36. O único país que jogou todas as Copas

Este é um recorde de regularidade absoluto: o Brasil 🇧🇷 é a única seleção do planeta a participar de absolutamente todas as edições da Copa do Mundo desde 1930. Nenhuma outra nação conseguiu se classificar para todos os torneios sem falhar em eliminatórias ou boicotar edições.

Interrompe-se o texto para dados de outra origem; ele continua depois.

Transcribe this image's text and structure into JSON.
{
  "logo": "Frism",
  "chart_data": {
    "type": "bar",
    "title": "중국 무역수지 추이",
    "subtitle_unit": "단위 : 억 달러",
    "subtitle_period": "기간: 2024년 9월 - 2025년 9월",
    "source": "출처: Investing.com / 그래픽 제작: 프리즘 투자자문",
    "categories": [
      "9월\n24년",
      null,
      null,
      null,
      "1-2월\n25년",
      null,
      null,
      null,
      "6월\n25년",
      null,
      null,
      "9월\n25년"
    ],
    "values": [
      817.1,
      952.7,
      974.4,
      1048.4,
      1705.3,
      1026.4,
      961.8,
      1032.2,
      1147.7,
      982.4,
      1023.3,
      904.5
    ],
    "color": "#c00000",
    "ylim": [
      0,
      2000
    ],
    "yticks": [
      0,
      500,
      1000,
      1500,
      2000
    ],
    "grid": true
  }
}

37. Erguer a taça em três décadas diferentes? Quase.

Embora ninguém tenha erguido a taça em três décadas, o goleiro italiano Dino Zoff estabeleceu um recorde de capitania e longevidade ao erguer a taça em 1982 com 40 anos, 4 meses e 13 dias. Ele continua sendo o capitão mais velho a se sagrar campeão mundial na história.

38. A maior invencibilidade da história das Copas

A seleção que passou mais tempo sem saber o que é perder em uma Copa do Mundo foi o Brasil 🇧🇷, entre as edições de 1958 e 1966. Foram 13 jogos seguidos de invencibilidade (11 vitórias e 2 empates), sequência que começou na estreia de 1958 e só foi quebrada na fase de grupos de 1966, ao perder por 3 a 1 para a Hungria.

39. O primeiro exame antidoping positivo

O controle de dopagem foi introduzido pela FIFA em 1968 (em testes) e aplicado de fato na Copa de 1970. No entanto, o primeiro caso positivo só aconteceu na Copa de 1974, na Alemanha. O atacante haitiano Ernst Jean-Joseph testou positivo para efedrina. Relatos da época apontam que, ao descobrir o resultado, a própria comissão técnica do Haiti agrediu o jogador no hotel antes de mandá-lo de volta para o país.

40. Duas seleções do mesmo país? E no mesmo grupo!

Sim, teve isso! Na Copa de 1974, a geopolítica da Guerra Fria invadiu as quatro linhas de forma explícita. O sorteio colocou no mesmo grupo a Alemanha Ocidental (ocidental/capitalista) e a Alemanha Oriental (oriental/comunista). O jogo histórico aconteceu em Hamburgo, e a Alemanha Oriental venceu por 1 a 0 com um gol antológico de Jürgen Sparwasser. Apesar da derrota política e moral no clássico, a Alemanha Ocidental acabou se recuperando e vencendo aquela Copa.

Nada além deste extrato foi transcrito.